In the months since the Sandy Hook mass shooting that left 26 students and staffers at the Connecticut elementary school dead in December 2012, Hawaii has stepped up its security and safety training at public schools to prevent similar tragedies here, school officials told lawmakers Monday.
The state Department of Education has increased training for school-based security officers, strengthened annual lockdown drills and forged partnerships with local and mainland police to help ensure safety at the state’s more than 250 public schools.
Hawaii is among 11 states that have not had an active-shooter-type event on a school campus.
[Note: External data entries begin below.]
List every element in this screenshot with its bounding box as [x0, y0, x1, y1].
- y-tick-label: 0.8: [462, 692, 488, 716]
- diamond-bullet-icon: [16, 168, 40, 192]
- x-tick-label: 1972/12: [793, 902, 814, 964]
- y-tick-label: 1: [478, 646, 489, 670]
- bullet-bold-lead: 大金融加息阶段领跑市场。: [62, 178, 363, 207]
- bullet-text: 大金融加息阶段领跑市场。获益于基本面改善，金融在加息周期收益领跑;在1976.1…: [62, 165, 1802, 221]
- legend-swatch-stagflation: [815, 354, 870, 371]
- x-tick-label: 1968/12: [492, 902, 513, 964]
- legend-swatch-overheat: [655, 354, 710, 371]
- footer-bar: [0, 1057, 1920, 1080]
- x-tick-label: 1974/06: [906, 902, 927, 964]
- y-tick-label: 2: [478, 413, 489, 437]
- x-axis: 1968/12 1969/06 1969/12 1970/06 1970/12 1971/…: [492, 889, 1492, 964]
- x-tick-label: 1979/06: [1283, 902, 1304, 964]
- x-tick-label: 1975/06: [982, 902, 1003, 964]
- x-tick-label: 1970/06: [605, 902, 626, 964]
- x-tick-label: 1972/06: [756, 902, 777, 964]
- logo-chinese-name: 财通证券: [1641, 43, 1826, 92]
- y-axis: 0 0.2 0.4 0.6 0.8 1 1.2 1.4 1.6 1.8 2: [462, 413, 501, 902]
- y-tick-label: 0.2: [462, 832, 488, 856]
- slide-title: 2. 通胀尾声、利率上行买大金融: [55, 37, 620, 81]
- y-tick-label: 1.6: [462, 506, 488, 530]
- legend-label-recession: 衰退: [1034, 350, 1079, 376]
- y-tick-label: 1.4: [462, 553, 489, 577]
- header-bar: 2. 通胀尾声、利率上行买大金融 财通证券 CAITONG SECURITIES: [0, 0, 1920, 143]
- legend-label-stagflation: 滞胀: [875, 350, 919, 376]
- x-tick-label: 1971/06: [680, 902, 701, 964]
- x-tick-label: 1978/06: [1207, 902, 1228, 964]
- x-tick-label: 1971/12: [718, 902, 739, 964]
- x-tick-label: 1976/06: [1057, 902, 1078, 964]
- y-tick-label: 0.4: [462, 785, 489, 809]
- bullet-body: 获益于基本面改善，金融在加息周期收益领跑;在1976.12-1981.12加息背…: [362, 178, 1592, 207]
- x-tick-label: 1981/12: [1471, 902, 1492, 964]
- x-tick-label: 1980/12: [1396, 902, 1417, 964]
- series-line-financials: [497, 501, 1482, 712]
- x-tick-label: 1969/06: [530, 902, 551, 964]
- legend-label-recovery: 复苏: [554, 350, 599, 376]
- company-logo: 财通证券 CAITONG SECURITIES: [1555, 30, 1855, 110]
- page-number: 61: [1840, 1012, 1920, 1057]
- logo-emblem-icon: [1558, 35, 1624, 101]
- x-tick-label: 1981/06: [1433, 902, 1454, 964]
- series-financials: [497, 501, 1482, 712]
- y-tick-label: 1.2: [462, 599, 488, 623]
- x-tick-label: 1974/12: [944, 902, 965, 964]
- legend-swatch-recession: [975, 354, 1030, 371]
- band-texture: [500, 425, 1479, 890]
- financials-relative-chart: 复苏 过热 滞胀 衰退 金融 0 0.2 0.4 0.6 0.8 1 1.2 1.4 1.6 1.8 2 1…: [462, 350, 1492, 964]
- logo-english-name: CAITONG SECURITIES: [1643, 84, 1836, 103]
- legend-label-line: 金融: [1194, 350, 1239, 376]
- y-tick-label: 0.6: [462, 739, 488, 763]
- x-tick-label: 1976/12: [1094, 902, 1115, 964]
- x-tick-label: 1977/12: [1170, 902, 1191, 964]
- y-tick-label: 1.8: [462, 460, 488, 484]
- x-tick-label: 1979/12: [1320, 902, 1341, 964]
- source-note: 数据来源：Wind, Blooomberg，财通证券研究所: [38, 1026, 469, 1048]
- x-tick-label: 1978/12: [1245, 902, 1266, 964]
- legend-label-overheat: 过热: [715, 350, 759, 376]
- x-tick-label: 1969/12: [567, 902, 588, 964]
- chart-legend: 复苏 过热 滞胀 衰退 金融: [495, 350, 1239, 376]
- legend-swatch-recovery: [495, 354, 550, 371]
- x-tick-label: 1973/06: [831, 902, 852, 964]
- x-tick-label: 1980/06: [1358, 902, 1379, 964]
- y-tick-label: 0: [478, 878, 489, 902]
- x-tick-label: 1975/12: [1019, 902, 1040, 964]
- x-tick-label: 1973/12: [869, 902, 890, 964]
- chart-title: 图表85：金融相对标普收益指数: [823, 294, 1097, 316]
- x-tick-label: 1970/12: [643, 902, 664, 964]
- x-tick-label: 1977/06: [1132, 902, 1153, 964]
"Post-Sandy Hook we had to step back … and look at our own processes — are they enough, are they relevant, are they addressing the current issues by which the data proves are driving these types of events," DOE Assistant Superintendent Raymond L’Heureux told the Senate Education Committee at a briefing at the state Capitol.
"We looked at our lockdown drills and made them more robust, we made them more realistic, we brought in local law enforcement and emergency preparedness (workers) to work with us. At the high school level, we’ve now done three active-shooter events with role-playing with (the Honolulu Police Department)," he added.
Committee Chairwoman Sen. Jill Tokuda said she called for the briefing in light of two lockdowns triggered at high schools last month.
Roosevelt High School went into lockdown Jan. 28 after police shot a mentally ill teen in the wrist during a scuffle. Two days later Hilo High was locked down after a small bomb exploded outside an auditorium.
L’Heureux, who oversees school facilities and support services, said the DOE updated its safety and security program to focus on proactive approaches.
"Everybody wants to jump to, ‘OK let’s put a cop in every classroom, let’s put metal detectors into every entryway,’ rather than addressing the issue of communication and training and relationship-building with our students," he said.
Detective Rudy Perez of the Los Angeles Unified School District Police Department, the second-largest public school district in the country, praised Hawaii’s efforts.
Perez is co-founder of Friends of Safe Schools USA, a nonprofit dedicated to improving safety in and around schools by engaging communities and increasing awareness.
"The innovation that you guys are starting in Hawaii is really, really miles and miles ahead of many, many school districts," he said via videoconference.
L’Heureux contacted Perez’s department about a year ago and ended up forging a formal partnership that allows the districts to collaborate on security training and share other resources.